Mr Paisley’s House of Commons suspension starts when parliament returns from its summer recess on September 4th. The sanction is accompanied by the loss of a month’s salary. Because of a recess in September and October for the party conference season, he would not return until November.
Mr Paisley told the Ballymena Guardian on Tuesday that he deeply regretted the actions which led to his suspension but promised to fight for the seat previously held by his father.
“There are also some who would have me booted out of Parliament and a by-election called to fill that vacancy. They are opportunists, some with questionable motives, and I can tell them that I have no intention of going quietly into the night. If a petition leads to a by-election make no mistake about it, I will seek re-election as I have never run away from an election in my life and don’t intend to do so now,” he said.
Sinn Féin deputy leader Michelle O’Neill said Mr Paisley’s colleagues in Westminster have overwhelmingly voted to impose the most serious sanction handed to any MP since 1949.
“When you consider some of the sleaze, corruption and criminal scandals that have engulfed the British Parliament during that time, that is quite extraordinary,” she said.

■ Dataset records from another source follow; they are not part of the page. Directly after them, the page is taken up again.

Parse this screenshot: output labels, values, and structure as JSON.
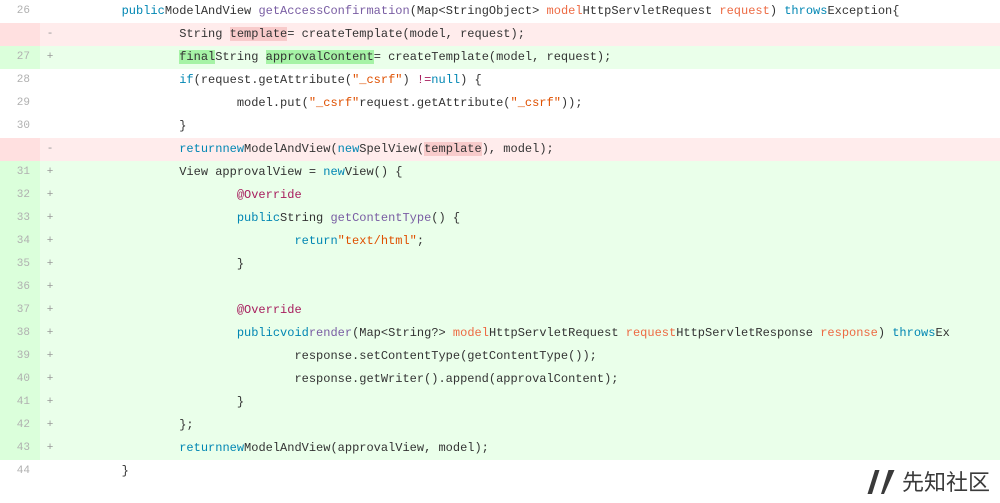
{
  "lines": [
    {
      "num": "26",
      "mark": "",
      "cls": "ctx",
      "indent": "        ",
      "tokens": [
        [
          "kw",
          "public"
        ],
        [
          "",
          ", ModelAndView "
        ],
        [
          "meth",
          "getAccessConfirmation"
        ],
        [
          "",
          "(Map<"
        ],
        [
          "",
          "String"
        ],
        [
          "",
          ", "
        ],
        [
          "",
          "Object"
        ],
        [
          "",
          "> "
        ],
        [
          "param",
          "model"
        ],
        [
          "",
          ", HttpServletRequest "
        ],
        [
          "param",
          "request"
        ],
        [
          "",
          ") "
        ],
        [
          "kw",
          "throws"
        ],
        [
          "",
          ", "
        ],
        [
          "",
          "Exception"
        ],
        [
          "",
          ", {"
        ]
      ]
    },
    {
      "num": "",
      "mark": "-",
      "cls": "del",
      "indent": "                ",
      "tokens": [
        [
          "",
          "String "
        ],
        [
          "hl-red",
          "template"
        ],
        [
          "",
          ", = createTemplate(model, request);"
        ]
      ]
    },
    {
      "num": "27",
      "mark": "+",
      "cls": "add",
      "indent": "                ",
      "tokens": [
        [
          "hl-green",
          "final"
        ],
        [
          "",
          ", String "
        ],
        [
          "hl-green",
          "approvalContent"
        ],
        [
          "",
          ", = createTemplate(model, request);"
        ]
      ]
    },
    {
      "num": "28",
      "mark": "",
      "cls": "ctx",
      "indent": "                ",
      "tokens": [
        [
          "kw",
          "if"
        ],
        [
          "",
          ", (request.getAttribute("
        ],
        [
          "str",
          "\"_csrf\""
        ],
        [
          "",
          ") "
        ],
        [
          "op",
          "!="
        ],
        [
          "",
          ", "
        ],
        [
          "null",
          "null"
        ],
        [
          "",
          ") {"
        ]
      ]
    },
    {
      "num": "29",
      "mark": "",
      "cls": "ctx",
      "indent": "                        ",
      "tokens": [
        [
          "",
          "model.put("
        ],
        [
          "str",
          "\"_csrf\""
        ],
        [
          "",
          ", request.getAttribute("
        ],
        [
          "str",
          "\"_csrf\""
        ],
        [
          "",
          "));"
        ]
      ]
    },
    {
      "num": "30",
      "mark": "",
      "cls": "ctx",
      "indent": "                ",
      "tokens": [
        [
          "",
          "}"
        ]
      ]
    },
    {
      "num": "",
      "mark": "-",
      "cls": "del",
      "indent": "                ",
      "tokens": [
        [
          "kw",
          "return"
        ],
        [
          "",
          ", "
        ],
        [
          "kw",
          "new"
        ],
        [
          "",
          ", ModelAndView("
        ],
        [
          "kw",
          "new"
        ],
        [
          "",
          ", SpelView("
        ],
        [
          "hl-red",
          "template"
        ],
        [
          "",
          "), model);"
        ]
      ]
    },
    {
      "num": "31",
      "mark": "+",
      "cls": "add",
      "indent": "                ",
      "tokens": [
        [
          "",
          "View approvalView = "
        ],
        [
          "kw",
          "new"
        ],
        [
          "",
          ", View() {"
        ]
      ]
    },
    {
      "num": "32",
      "mark": "+",
      "cls": "add",
      "indent": "                        ",
      "tokens": [
        [
          "ann",
          "@Override"
        ]
      ]
    },
    {
      "num": "33",
      "mark": "+",
      "cls": "add",
      "indent": "                        ",
      "tokens": [
        [
          "kw",
          "public"
        ],
        [
          "",
          ", String "
        ],
        [
          "meth",
          "getContentType"
        ],
        [
          "",
          "() {"
        ]
      ]
    },
    {
      "num": "34",
      "mark": "+",
      "cls": "add",
      "indent": "                                ",
      "tokens": [
        [
          "kw",
          "return"
        ],
        [
          "",
          ", "
        ],
        [
          "str",
          "\"text/html\""
        ],
        [
          "",
          ";"
        ]
      ]
    },
    {
      "num": "35",
      "mark": "+",
      "cls": "add",
      "indent": "                        ",
      "tokens": [
        [
          "",
          "}"
        ]
      ]
    },
    {
      "num": "36",
      "mark": "+",
      "cls": "add",
      "indent": "",
      "tokens": [
        [
          "",
          ""
        ]
      ]
    },
    {
      "num": "37",
      "mark": "+",
      "cls": "add",
      "indent": "                        ",
      "tokens": [
        [
          "ann",
          "@Override"
        ]
      ]
    },
    {
      "num": "38",
      "mark": "+",
      "cls": "add",
      "indent": "                        ",
      "tokens": [
        [
          "kw",
          "public"
        ],
        [
          "",
          ", "
        ],
        [
          "kw",
          "void"
        ],
        [
          "",
          ", "
        ],
        [
          "meth",
          "render"
        ],
        [
          "",
          "(Map<"
        ],
        [
          "",
          "String"
        ],
        [
          "",
          ", "
        ],
        [
          "",
          "?"
        ],
        [
          "",
          "> "
        ],
        [
          "param",
          "model"
        ],
        [
          "",
          ", HttpServletRequest "
        ],
        [
          "param",
          "request"
        ],
        [
          "",
          ", HttpServletResponse "
        ],
        [
          "param",
          "response"
        ],
        [
          "",
          ") "
        ],
        [
          "kw",
          "throws"
        ],
        [
          "",
          ", Ex"
        ]
      ]
    },
    {
      "num": "39",
      "mark": "+",
      "cls": "add",
      "indent": "                                ",
      "tokens": [
        [
          "",
          "response.setContentType(getContentType());"
        ]
      ]
    },
    {
      "num": "40",
      "mark": "+",
      "cls": "add",
      "indent": "                                ",
      "tokens": [
        [
          "",
          "response.getWriter().append(approvalContent);"
        ]
      ]
    },
    {
      "num": "41",
      "mark": "+",
      "cls": "add",
      "indent": "                        ",
      "tokens": [
        [
          "",
          "}"
        ]
      ]
    },
    {
      "num": "42",
      "mark": "+",
      "cls": "add",
      "indent": "                ",
      "tokens": [
        [
          "",
          "};"
        ]
      ]
    },
    {
      "num": "43",
      "mark": "+",
      "cls": "add",
      "indent": "                ",
      "tokens": [
        [
          "kw",
          "return"
        ],
        [
          "",
          ", "
        ],
        [
          "kw",
          "new"
        ],
        [
          "",
          ", ModelAndView(approvalView, model);"
        ]
      ]
    },
    {
      "num": "44",
      "mark": "",
      "cls": "ctx",
      "indent": "        ",
      "tokens": [
        [
          "",
          "}"
        ]
      ]
    }
  ],
  "watermark_text": "先知社区"
}
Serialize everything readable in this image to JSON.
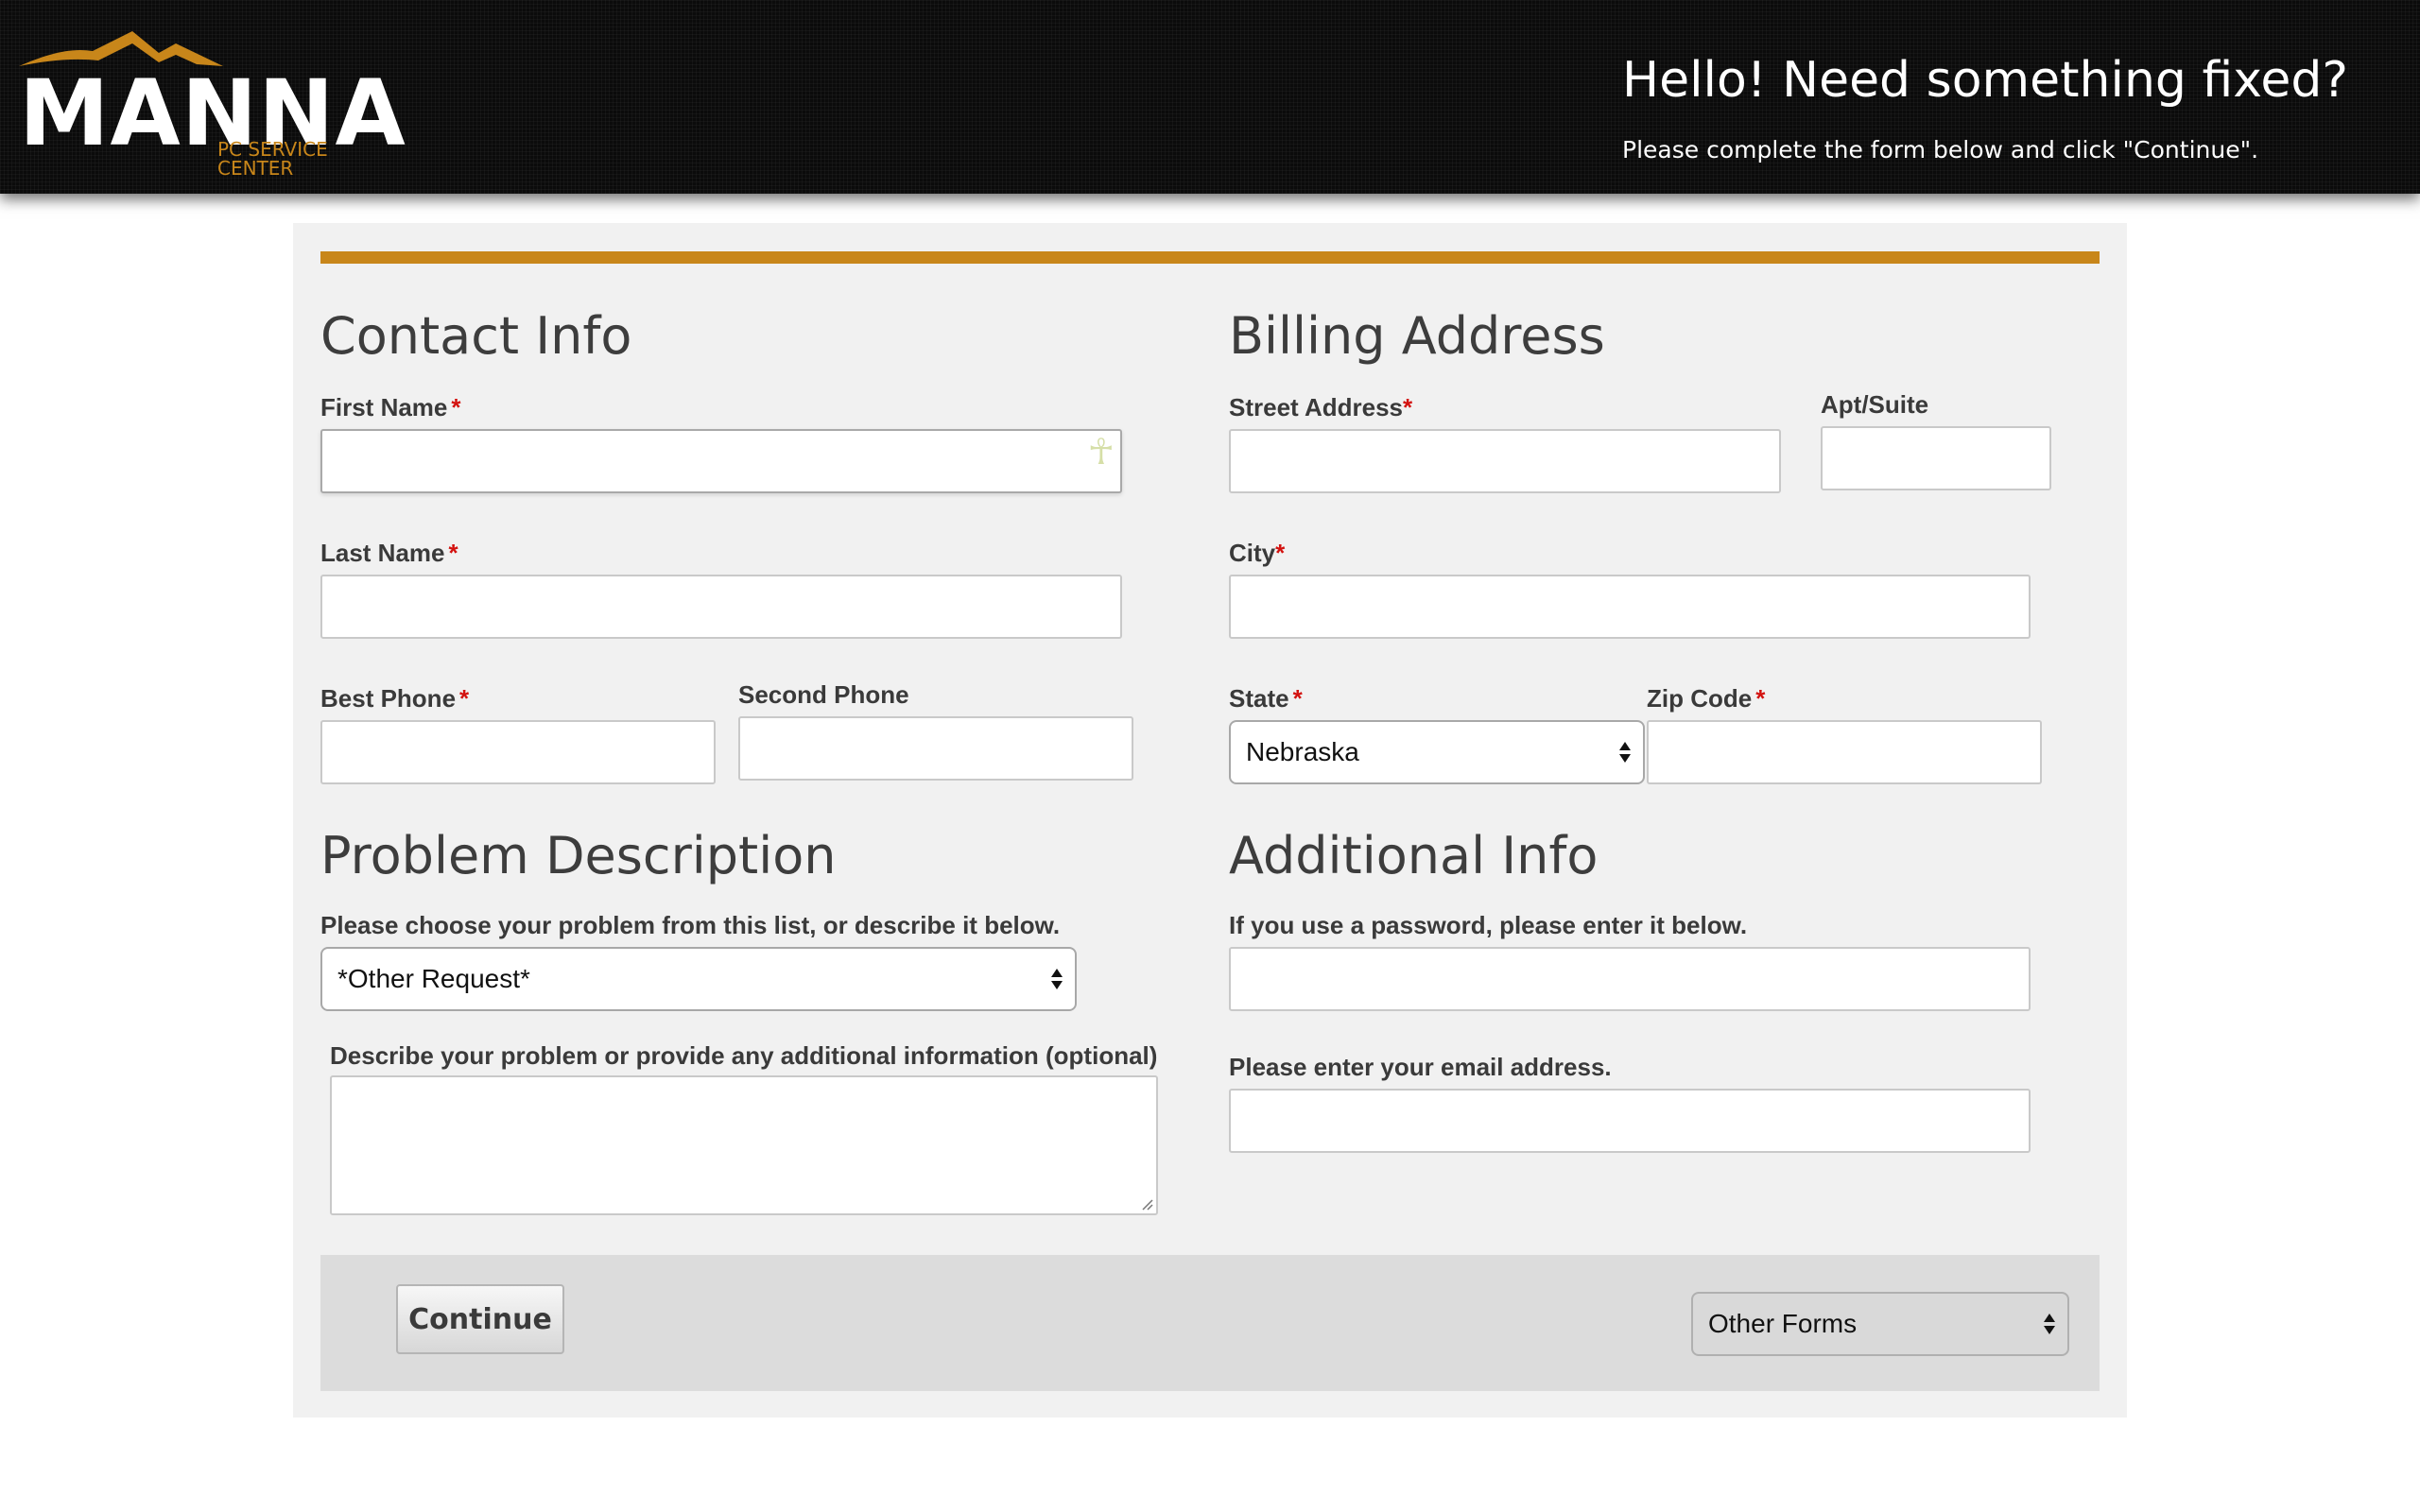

The Traditional Unionist Voice leader Jim Allister said the “biggest losers in this scandalous saga are the Brexit voting people of North Antrim who in upcoming crucial votes will now be left without a voice or a vote, because of the selfish antics of Mr Paisley”.
Patrick Corrigan, head of Amnesty International in Northern Ireland, said the victims were those killed in Sri Lanka.
“Mr Paisley saw fit to lobby the Prime Minister against a UN investigation into gross human rights violations, including the mass killing of civilians at the end of the Sri Lankan war, for which no adequate investigation has ever been carried out.”